Sambiloto
Nama ilmiah: Andrographis paniculata (Burm.f.) Nees
Nama lain:
- Indonesia: Sambiloto
- Inggris: King of Bitters, Green Chiretta
- India: Kalmegh
- Malaysia: Hempedu Bumi
Sambiloto merupakan tanaman obat semusim yang berasal dari wilayah Asia Selatan dan Asia Tenggara serta telah lama dimanfaatkan dalam pengobatan tradisional, termasuk jamu di Indonesia. Sambiloto dikenal karena rasanya yang sangat pahit, yang berasal dari kandungan senyawa aktif andrographolide.
Tanaman sambiloto tumbuh tegak dengan batang berbentuk segi empat dan bercabang banyak. Daunnya berwarna hijau, berbentuk lanset, sedangkan bunganya kecil berwarna putih dengan bercak ungu. Buahnya berbentuk kapsul memanjang yang berisi biji kecil berwarna cokelat. Seluruh bagian tanaman, terutama daun dan batang, mengandung senyawa bioaktif yang banyak diteliti karena berpotensi memberikan berbagai manfaat kesehatan.
Manfaat
Sambiloto mengandung berbagai senyawa aktif, terutama andrographolide, serta flavonoid, saponin, dan tanin.

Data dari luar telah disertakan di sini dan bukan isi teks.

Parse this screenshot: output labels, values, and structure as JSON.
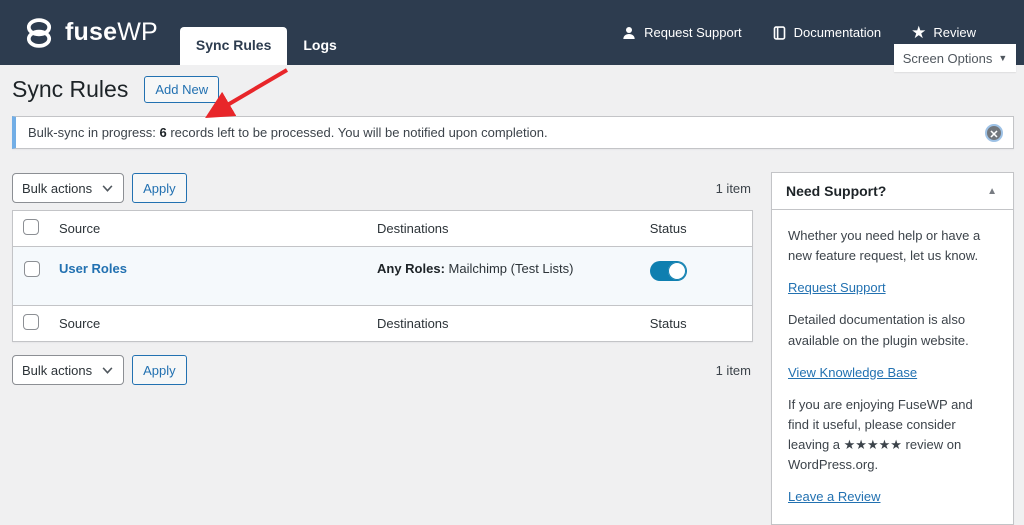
{
  "header": {
    "brand_bold": "fuse",
    "brand_light": "WP",
    "tabs": [
      {
        "label": "Sync Rules",
        "active": true
      },
      {
        "label": "Logs",
        "active": false
      }
    ],
    "nav": {
      "support_label": "Request Support",
      "docs_label": "Documentation",
      "review_label": "Review",
      "star_glyph": "★"
    }
  },
  "screen_options": {
    "label": "Screen Options",
    "caret": "▼"
  },
  "page": {
    "title": "Sync Rules",
    "add_new_label": "Add New"
  },
  "notice": {
    "prefix": "Bulk-sync in progress: ",
    "count": "6",
    "suffix": " records left to be processed. You will be notified upon completion.",
    "dismiss_glyph": "✕"
  },
  "toolbar": {
    "bulk_actions_label": "Bulk actions",
    "apply_label": "Apply",
    "item_count_top": "1 item",
    "item_count_bottom": "1 item"
  },
  "table": {
    "columns": {
      "source": "Source",
      "destinations": "Destinations",
      "status": "Status"
    },
    "rows": [
      {
        "source": "User Roles",
        "destination_bold": "Any Roles:",
        "destination_rest": " Mailchimp (Test Lists)",
        "status_on": true
      }
    ]
  },
  "sidebar": {
    "title": "Need Support?",
    "collapse_glyph": "▲",
    "paragraph1": "Whether you need help or have a new feature request, let us know.",
    "link1": "Request Support",
    "paragraph2": "Detailed documentation is also available on the plugin website.",
    "link2": "View Knowledge Base",
    "paragraph3": "If you are enjoying FuseWP and find it useful, please consider leaving a ★★★★★ review on WordPress.org.",
    "link3": "Leave a Review"
  },
  "colors": {
    "header_bg": "#2d3c4f",
    "page_bg": "#f0f0f1",
    "accent_blue": "#2271b1",
    "toggle_on": "#0e7fb0",
    "notice_border": "#72aee6",
    "annotation_red": "#e8262a"
  }
}
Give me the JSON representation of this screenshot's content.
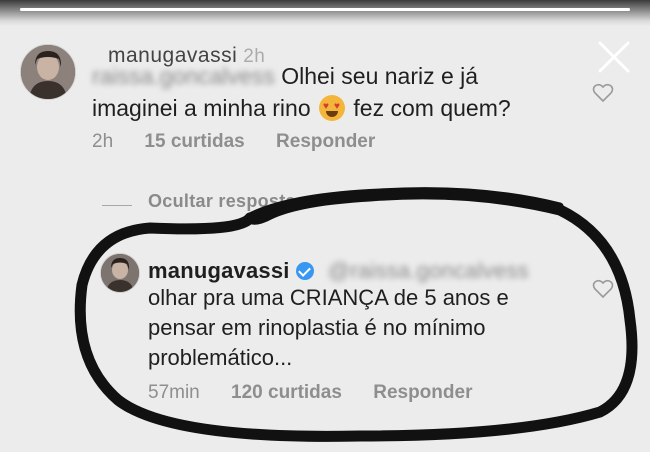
{
  "story": {
    "progress": 1.0
  },
  "comment": {
    "username": "manugavassi",
    "timestamp": "2h",
    "mention": "raissa.goncalvess",
    "text_part1": "Olhei seu nariz e já",
    "text_part2": "imaginei a minha rino",
    "emoji": "smiling-face-with-heart-eyes",
    "text_part3": "fez com quem?",
    "time": "2h",
    "likes": "15 curtidas",
    "reply_label": "Responder"
  },
  "hide_replies_label": "Ocultar respostas",
  "reply": {
    "username": "manugavassi",
    "verified": true,
    "mention": "@raissa.goncalvess",
    "line1": "olhar pra uma CRIANÇA de 5 anos e",
    "line2": "pensar em rinoplastia é no mínimo",
    "line3": "problemático...",
    "time": "57min",
    "likes": "120 curtidas",
    "reply_label": "Responder"
  },
  "colors": {
    "verified": "#3897f0",
    "background": "#ececec",
    "scribble": "#111111"
  }
}
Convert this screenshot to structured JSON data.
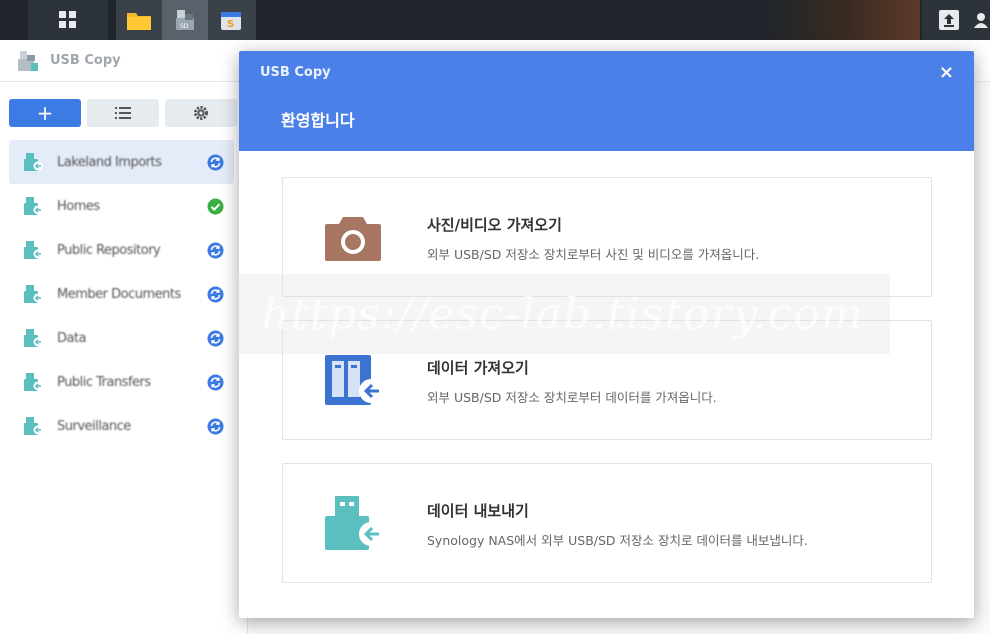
{
  "taskbar": {
    "apps": [
      {
        "name": "file-station",
        "icon": "folder-icon",
        "color": "#f5b62b"
      },
      {
        "name": "usb-copy",
        "icon": "usb-sd-icon",
        "active": true
      },
      {
        "name": "synology-app",
        "icon": "package-icon"
      }
    ]
  },
  "app": {
    "title": "USB Copy"
  },
  "toolbar": {
    "add_label": "+"
  },
  "tasks": [
    {
      "name": "Lakeland Imports",
      "status": "sync",
      "selected": true
    },
    {
      "name": "Homes",
      "status": "done"
    },
    {
      "name": "Public Repository",
      "status": "sync"
    },
    {
      "name": "Member Documents",
      "status": "sync"
    },
    {
      "name": "Data",
      "status": "sync"
    },
    {
      "name": "Public Transfers",
      "status": "sync"
    },
    {
      "name": "Surveillance",
      "status": "sync"
    }
  ],
  "modal": {
    "title": "USB Copy",
    "close_label": "×",
    "welcome": "환영합니다",
    "options": [
      {
        "title": "사진/비디오 가져오기",
        "description": "외부 USB/SD 저장소 장치로부터 사진 및 비디오를 가져옵니다.",
        "icon": "camera-icon",
        "color": "#a87763"
      },
      {
        "title": "데이터 가져오기",
        "description": "외부 USB/SD 저장소 장치로부터 데이터를 가져옵니다.",
        "icon": "import-data-icon",
        "color": "#3b73d1"
      },
      {
        "title": "데이터 내보내기",
        "description": "Synology NAS에서 외부 USB/SD 저장소 장치로 데이터를 내보냅니다.",
        "icon": "export-data-icon",
        "color": "#5cbfbf"
      }
    ]
  },
  "watermark": "https://esc-lab.tistory.com",
  "colors": {
    "accent": "#4a80e8",
    "primary_button": "#3c7ae4",
    "sync_status": "#3c7ae4",
    "done_status": "#3bae43"
  }
}
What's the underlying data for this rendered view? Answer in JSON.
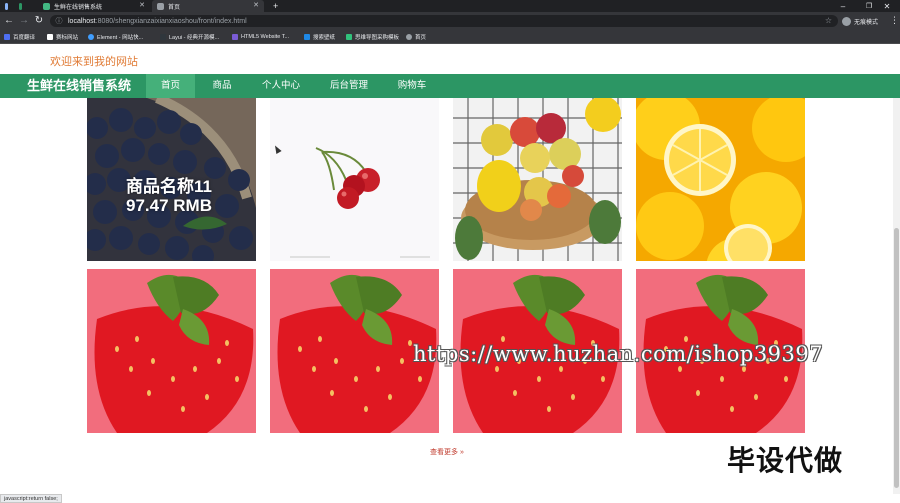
{
  "browser": {
    "tabs": [
      {
        "title": "",
        "favicon_color": "#8ab4f8"
      },
      {
        "title": "",
        "favicon_color": "#2c9664"
      },
      {
        "title": "生鲜在线销售系统",
        "favicon_color": "#42b883"
      },
      {
        "title": "首页",
        "favicon_color": "#9aa0a6"
      }
    ],
    "new_tab": "+",
    "window_controls": [
      "–",
      "❐",
      "✕"
    ],
    "url_host": "localhost",
    "url_path": ":8080/shengxianzaixianxiaoshou/front/index.html",
    "profile_label": "无痕模式",
    "bookmarks": [
      {
        "label": "百度翻译",
        "color": "#4e6ef2"
      },
      {
        "label": "赛标网站",
        "color": "#ffffff"
      },
      {
        "label": "Element - 网站快...",
        "color": "#409eff"
      },
      {
        "label": "Layui - 经典开源模...",
        "color": "#2f363c"
      },
      {
        "label": "HTML5 Website T...",
        "color": "#7b5cd6"
      },
      {
        "label": "搜索壁纸",
        "color": "#1e88e5"
      },
      {
        "label": "思维导图采购模板",
        "color": "#31c27c"
      },
      {
        "label": "首页",
        "color": "#9aa0a6"
      }
    ]
  },
  "page": {
    "welcome": "欢迎来到我的网站",
    "brand": "生鲜在线销售系统",
    "nav": [
      "首页",
      "商品",
      "个人中心",
      "后台管理",
      "购物车"
    ],
    "active_nav": "首页",
    "hovered_product": {
      "name": "商品名称11",
      "price": "97.47 RMB"
    },
    "products": [
      {
        "kind": "blueberry"
      },
      {
        "kind": "cherry"
      },
      {
        "kind": "fruit-basket"
      },
      {
        "kind": "lemon"
      },
      {
        "kind": "strawberry"
      },
      {
        "kind": "strawberry"
      },
      {
        "kind": "strawberry"
      },
      {
        "kind": "strawberry"
      }
    ],
    "more_label": "查看更多 »"
  },
  "watermark": {
    "url": "https://www.huzhan.com/ishop39397",
    "cn": "毕设代做"
  },
  "status_text": "javascript:return false;",
  "colors": {
    "nav_bg": "#2c9664",
    "nav_active": "#45b07a",
    "welcome": "#e07b35",
    "more": "#c0392b"
  }
}
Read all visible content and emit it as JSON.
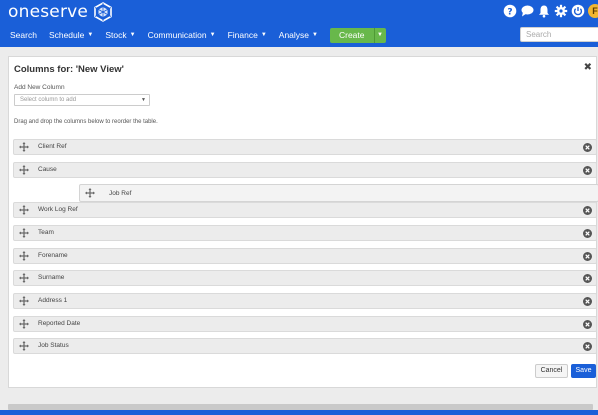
{
  "app": {
    "logo_text": "oneserve"
  },
  "nav": {
    "items": [
      {
        "label": "Search",
        "dropdown": false
      },
      {
        "label": "Schedule",
        "dropdown": true
      },
      {
        "label": "Stock",
        "dropdown": true
      },
      {
        "label": "Communication",
        "dropdown": true
      },
      {
        "label": "Finance",
        "dropdown": true
      },
      {
        "label": "Analyse",
        "dropdown": true
      }
    ],
    "create_label": "Create",
    "search_placeholder": "Search"
  },
  "header_icons": [
    "help-icon",
    "chat-icon",
    "bell-icon",
    "gear-icon",
    "power-icon",
    "avatar"
  ],
  "avatar_initial": "F",
  "panel": {
    "title": "Columns for: 'New View'",
    "add_label": "Add New Column",
    "select_placeholder": "Select column to add",
    "hint": "Drag and drop the columns below to reorder the table.",
    "columns": [
      "Client Ref",
      "Cause",
      "Work Log Ref",
      "Team",
      "Forename",
      "Surname",
      "Address 1",
      "Reported Date",
      "Job Status"
    ],
    "dragging_column": "Job Ref",
    "cancel_label": "Cancel",
    "save_label": "Save"
  },
  "colors": {
    "brand_blue": "#1a5fd8",
    "create_green": "#68b84b"
  }
}
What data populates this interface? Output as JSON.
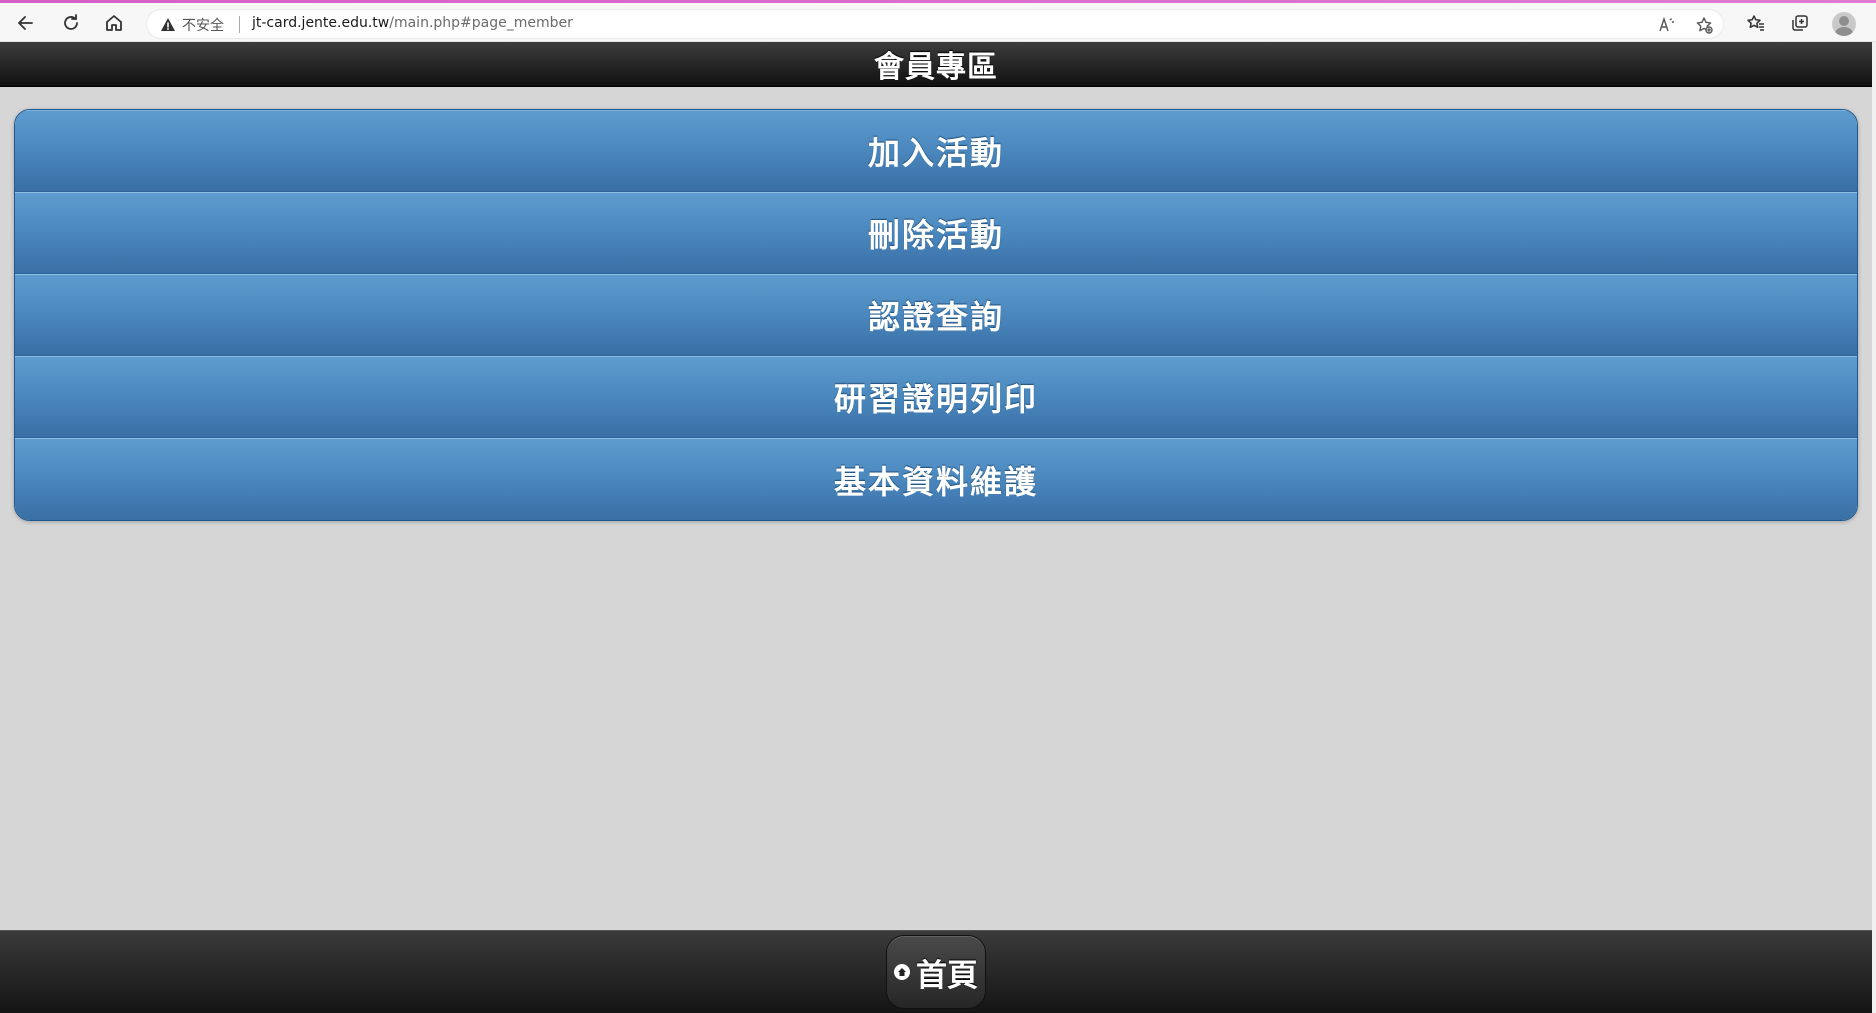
{
  "browser": {
    "security_label": "不安全",
    "url_host": "jt-card.jente.edu.tw",
    "url_path": "/main.php#page_member",
    "icons": {
      "back": "back-arrow-icon",
      "reload": "reload-icon",
      "home": "home-icon",
      "warning": "warning-icon",
      "read_aloud": "read-aloud-icon",
      "add_favorite": "add-favorite-icon",
      "favorites": "favorites-icon",
      "collections": "collections-icon",
      "profile": "profile-avatar"
    },
    "accent_color": "#d85ec8"
  },
  "header": {
    "title": "會員專區"
  },
  "menu": {
    "items": [
      {
        "label": "加入活動"
      },
      {
        "label": "刪除活動"
      },
      {
        "label": "認證查詢"
      },
      {
        "label": "研習證明列印"
      },
      {
        "label": "基本資料維護"
      }
    ],
    "color": "#4a87bd"
  },
  "footer": {
    "home_label": "首頁"
  }
}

Manfaat sambiloto yang telah banyak diteliti antara lain:
- Membantu meningkatkan daya tahan tubuh.
- Mengandung senyawa antioksidan yang membantu melindungi sel dari radikal bebas.
- Berpotensi memiliki aktivitas antiinflamasi.
- Berpotensi membantu menjaga kadar gula darah sebagai terapi pendukung.
- Berpotensi membantu menjaga fungsi hati.
- Membantu meredakan gejala infeksi saluran pernapasan atas ringan berdasarkan beberapa penelitian.
- Digunakan dalam pengobatan tradisional untuk membantu menjaga kesehatan secara umum.
Catatan: Khasiat sambiloto untuk pengobatan penyakit tertentu masih memerlukan penggunaan yang tepat dan tidak menggantikan terapi medis yang diresepkan tenaga kesehatan.
Bagian yang dimanfaatkan
- Daun
- Batang muda
- Seluruh bagian tanaman (herba)
Kandungan Utama
| Senyawa | Manfaat utama |
|---|---|
| Andrographolide | Senyawa utama yang banyak diteliti; berpotensi sebagai antiinflamasi dan imunomodulator |
| Flavonoid | Antioksidan |
| Saponin | Mendukung aktivitas antimikroba |
| Tanin | Bersifat astringen |
| Diterpenoid lakton | Berkontribusi terhadap aktivitas biologis tanaman |
Cara Pengolahan
Sambiloto dapat diolah menjadi berbagai bentuk sediaan, antara lain:
- Rebusan: Herba segar atau kering direbus, kemudian air rebusannya diminum.
- Teh herbal: Daun kering diseduh dengan air panas.
- Serbuk simplisia: Herba dikeringkan lalu dihaluskan menjadi bubuk.
- Ekstrak: Diolah menjadi kapsul, tablet, atau cairan oleh industri obat tradisional.
Gambar

Referensi Pustaka
- Kementerian Kesehatan Republik Indonesia. (2017). Farmakope Herbal Indonesia (Edisi II). Jakarta: Kementerian Kesehatan RI.
- Kementerian Kesehatan Republik Indonesia. (2016). Formularium Ramuan Obat Tradisional Indonesia. Jakarta: Kementerian Kesehatan RI.
- Dalimartha, S. (2008). Atlas Tumbuhan Obat Indonesia (Jilid 5). Jakarta: Pustaka Bunda.